Vários detalhes me chamaram a atenção, um deles especial: em certo momento, a simpática senhora predisse que seus dias estavam chegando ao fim, pois as poucas coisas que ainda desejavam, estavam acontecendo ultimamente. Para ela parecia um aviso dos Céus, fato que naturalmente não levei em consideração. Vi muito brilho em seus olhos, muita alegria em seu sorriso, muita força em seus braços e muitos sonhos em seu coração. Quem tem tudo isso, tem muito ainda para realizar.

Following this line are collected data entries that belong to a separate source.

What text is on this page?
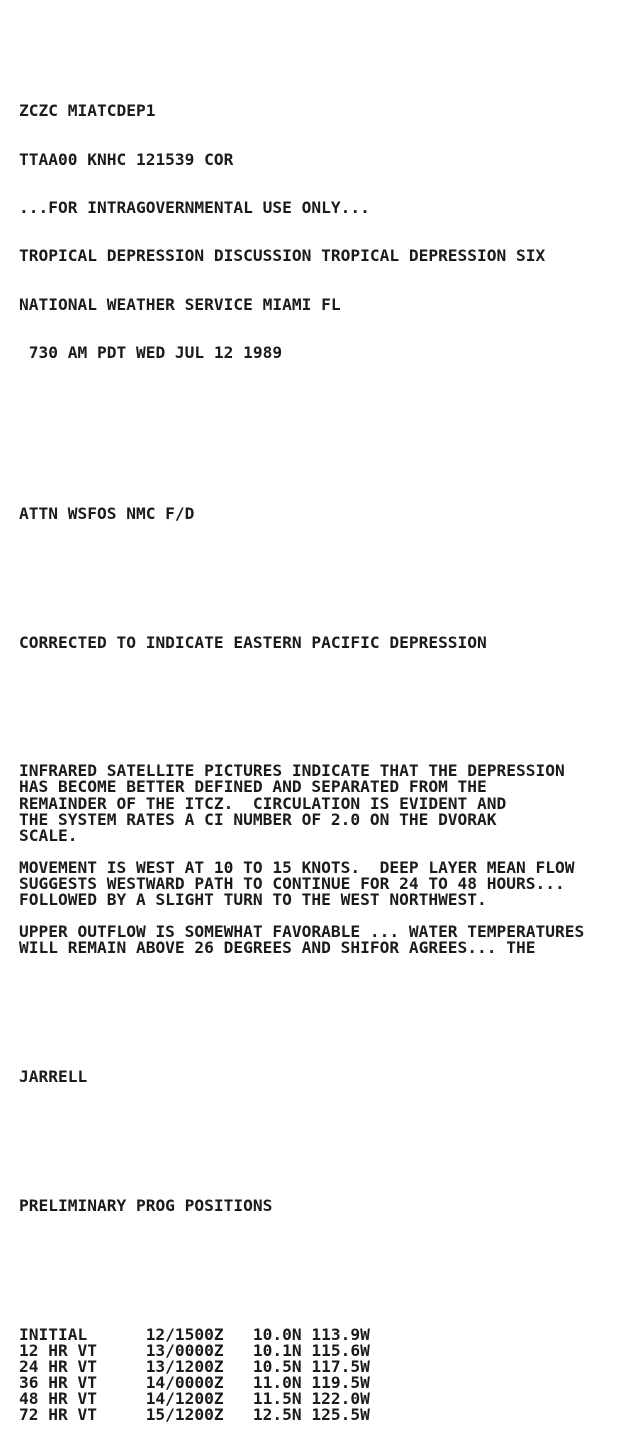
ZCZC MIATCDEP1

TTAA00 KNHC 121539 COR

...FOR INTRAGOVERNMENTAL USE ONLY...

TROPICAL DEPRESSION DISCUSSION TROPICAL DEPRESSION SIX

NATIONAL WEATHER SERVICE MIAMI FL

730 AM PDT WED JUL 12 1989

ATTN WSFOS NMC F/D

CORRECTED TO INDICATE EASTERN PACIFIC DEPRESSION

INFRARED SATELLITE PICTURES INDICATE THAT THE DEPRESSION
HAS BECOME BETTER DEFINED AND SEPARATED FROM THE
REMAINDER OF THE ITCZ.  CIRCULATION IS EVIDENT AND
THE SYSTEM RATES A CI NUMBER OF 2.0 ON THE DVORAK
SCALE.
MOVEMENT IS WEST AT 10 TO 15 KNOTS.  DEEP LAYER MEAN FLOW
SUGGESTS WESTWARD PATH TO CONTINUE FOR 24 TO 48 HOURS...
FOLLOWED BY A SLIGHT TURN TO THE WEST NORTHWEST.
UPPER OUTFLOW IS SOMEWHAT FAVORABLE ... WATER TEMPERATURES
WILL REMAIN ABOVE 26 DEGREES AND SHIFOR AGREES... THE

JARRELL

PRELIMINARY PROG POSITIONS

INITIAL	12/1500Z 10.0N 113.9W
12 HR VT	13/0000Z 10.1N 115.6W
24 HR VT	13/1200Z 10.5N 117.5W
36 HR VT	14/0000Z 11.0N 119.5W
48 HR VT	14/1200Z 11.5N 122.0W
72 HR VT	15/1200Z 12.5N 125.5W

Dona Maria confidenciou que lê, recorta, guarda meus textos do jornal e que sempre chora ao reler trechos do meu livro Asilo de Emoções. Como alguém pode pensar tudo isso? Ela perguntou. Não sei se o que escrevo é tão bom assim, dona Maria, mas tento fazer o melhor a cada dia, atendendo ao desejo de meu pai e minha mãe que, de origem campesina, mudaram-se para a cidade para que eu pudesse estudar. Deixaram suas terras, suas raízes, seus tesouros por minha causa. A partir daí eu tive essa tarefa para cumprir, era mais que uma obrigação saber ler e escrever. Hoje vejo que atingi o objetivo, pois até me tornei professor e ensino o que aprendi. Em meus textos, compartilho com as pessoas momentos preciosos que a existência nos oferece e às vezes passam despercebidos. Missão cumprida, meu pai e minha mãe!

Após auferir da vida a ventura de atingir certa idade, é comum e de fácil perdão caminhar ao lado do esquecimento. Não me lembro do sobrenome, dona Maria, porém jamais me esquecerei de suas feições e emoções. Confesso satisfeito que, de nosso encontro, trouxe comigo mais do que deixei.